I had read about Buddhism for a few years before ever coming to the Temple, but actually going to the temple and immersing myself in the culture is miles away from merely reading about it! The people I’ve met there are amongst the most accepting and loving that I have ever met. An elderly nun, who bearly speaks any English, once said to me, “I no speak much English… But I love you!” I have no interest in becoming a monk myself, but these are experiences that I shall cherish for a life time!


I haven’t been there in a while now, but I’m sure I will be returning very soon, I can never stay away for very long at a time. And I’m sure that I will be sharing other experiences from there in future entries on here. Until next time,

Sawadee (Thai word used for both greeting and parting),

– Thome

A Further Introductory Note

So, on with the introduction! I am Thome, and I am an aspiring poet and a language/culture enthusiast. I greatly enjoy learning about other languages and cultures. But no, I am not fluent in any others. There are many cultures that I’ve developed obsessions with over the years and I am very apt to develop new obsessions all the time! So much so that sometimes, I think I would make an excellent anthropologist.

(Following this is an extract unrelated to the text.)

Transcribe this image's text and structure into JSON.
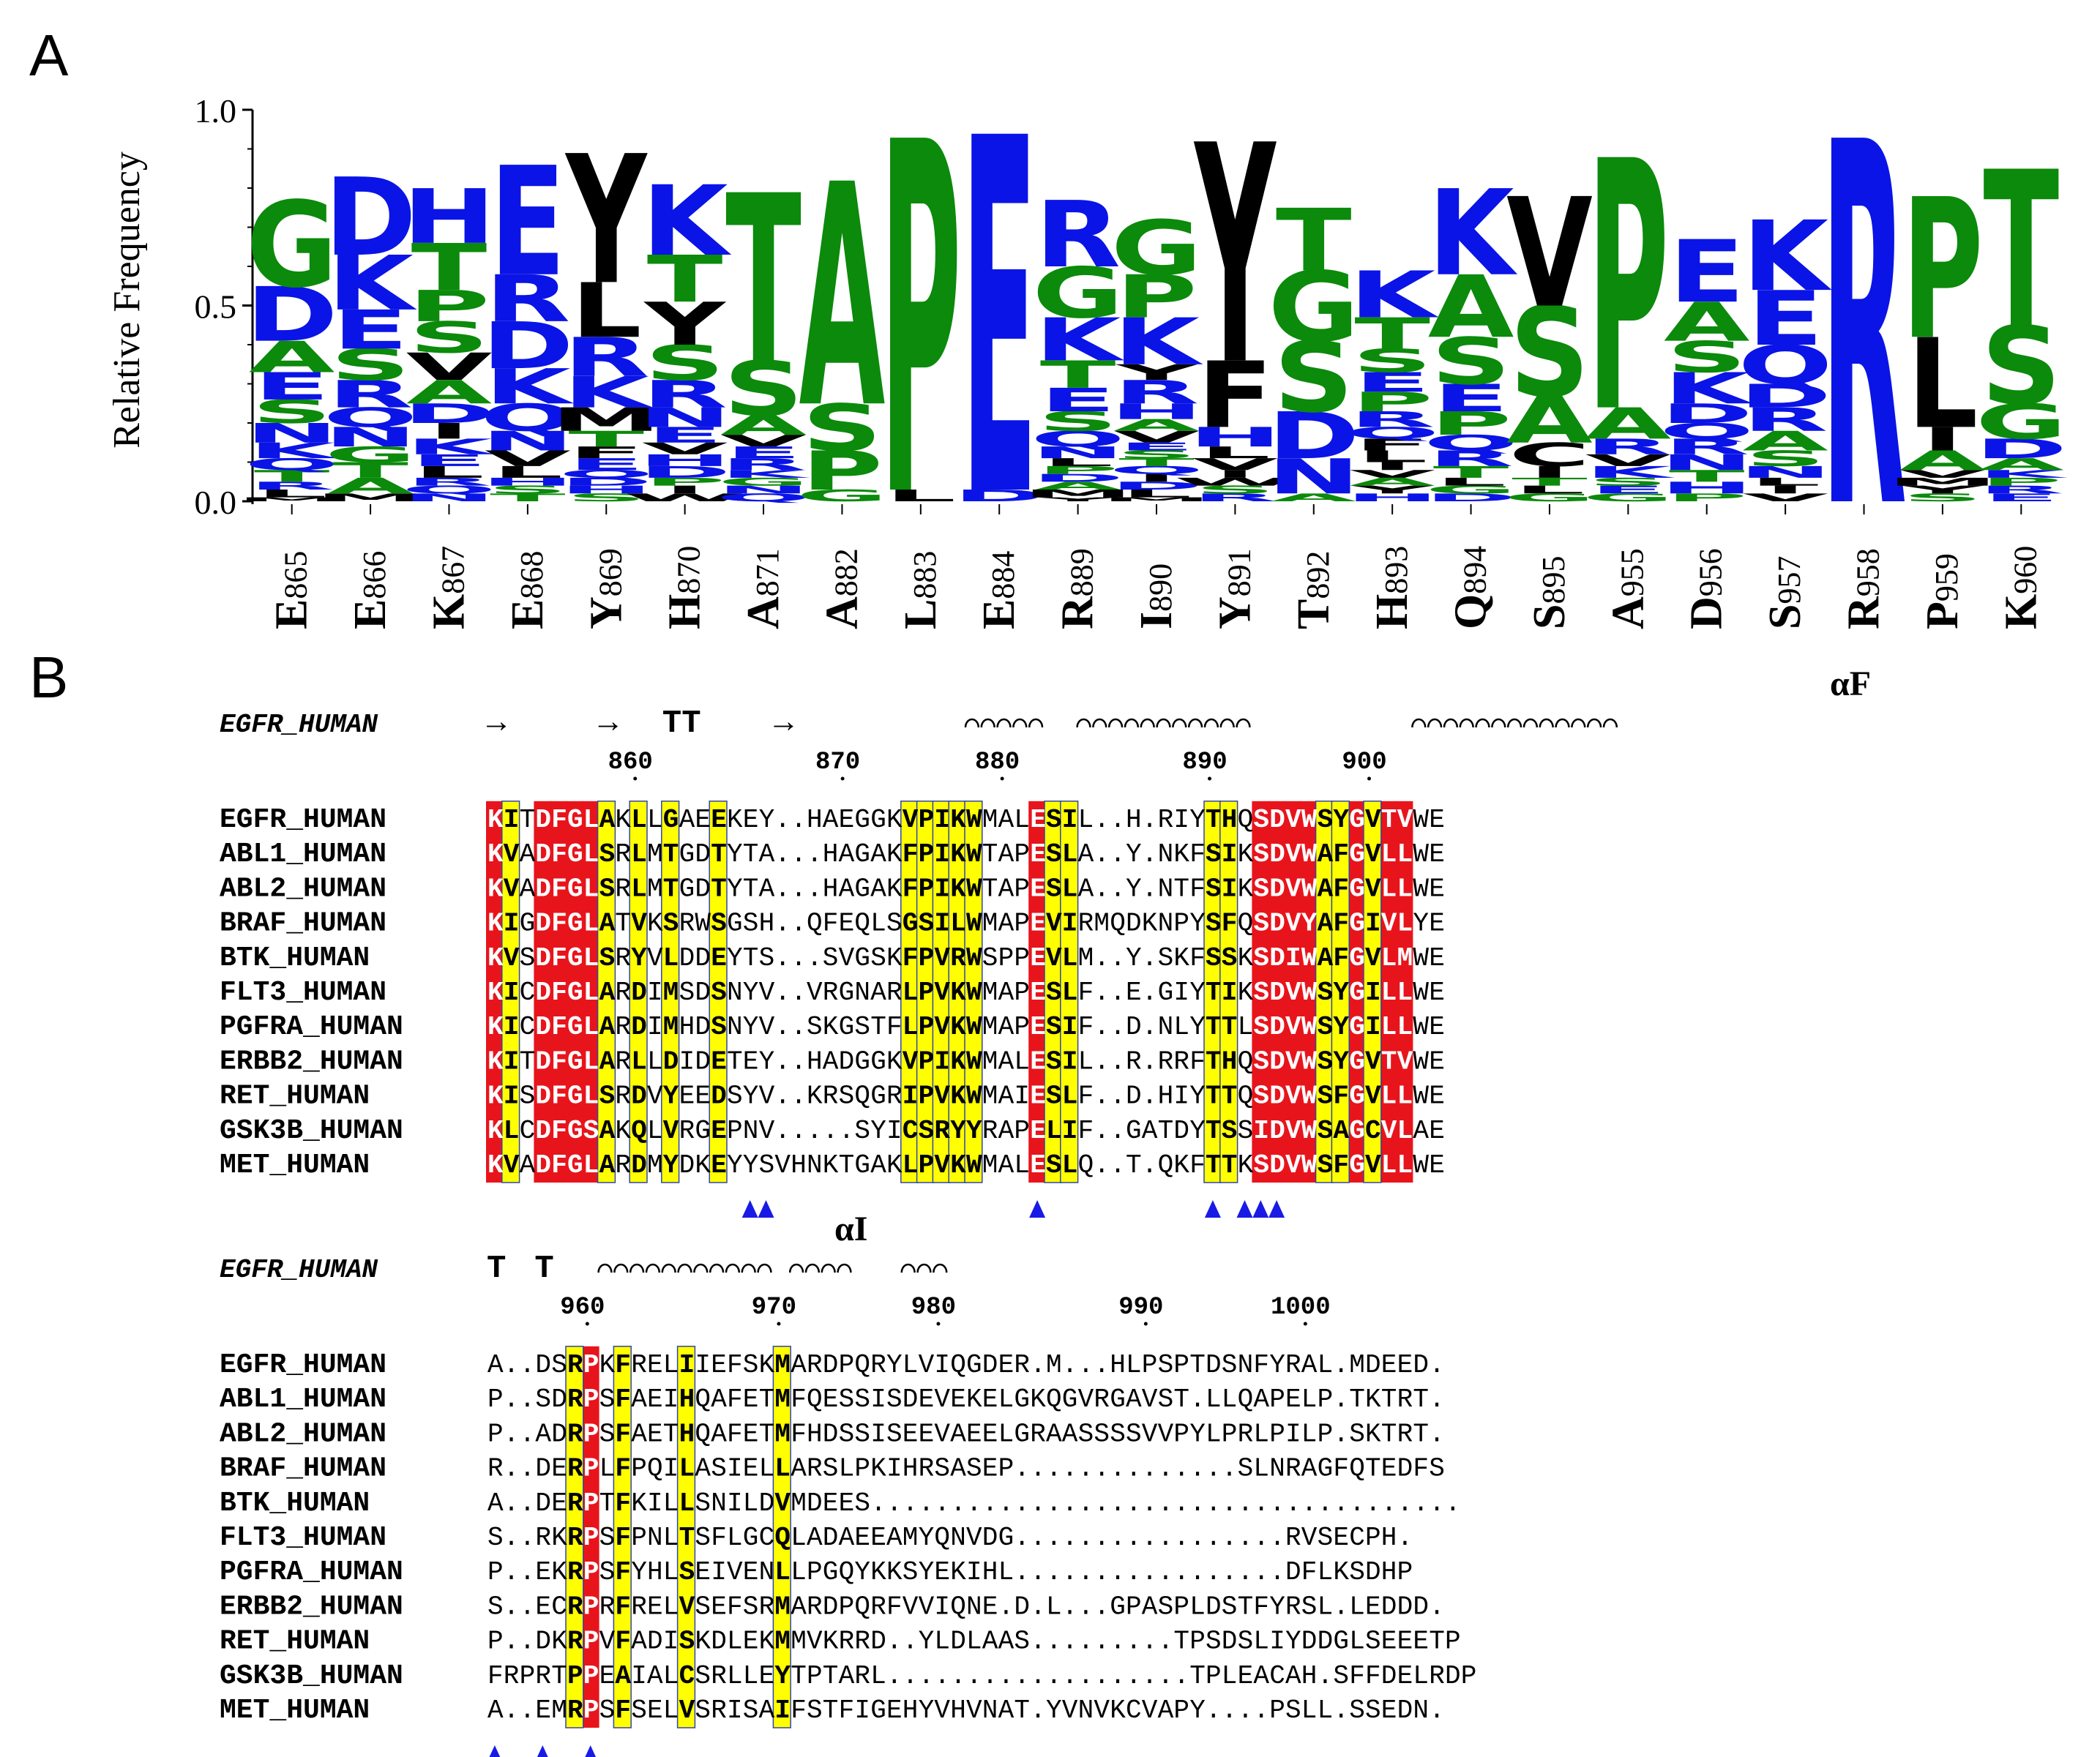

I love all things far Eastern and mystical. I love beat poetry, verbose writers like T. S. Eliot and William Shakespeare, the vulgar imagery of Allen Ginsberg, the assault of the mind with multilayered word-images, and the quiet contemplative haiku of Jack Kerouac: nothing delights me more than words, reading and writing!

I have come here to start a new journey in my writing: sharing my delight with life and everything that fascinates me. I look forward to trying my hand at some narrative prose on here, and sharing some of my favourite poetry that I have written, and will write.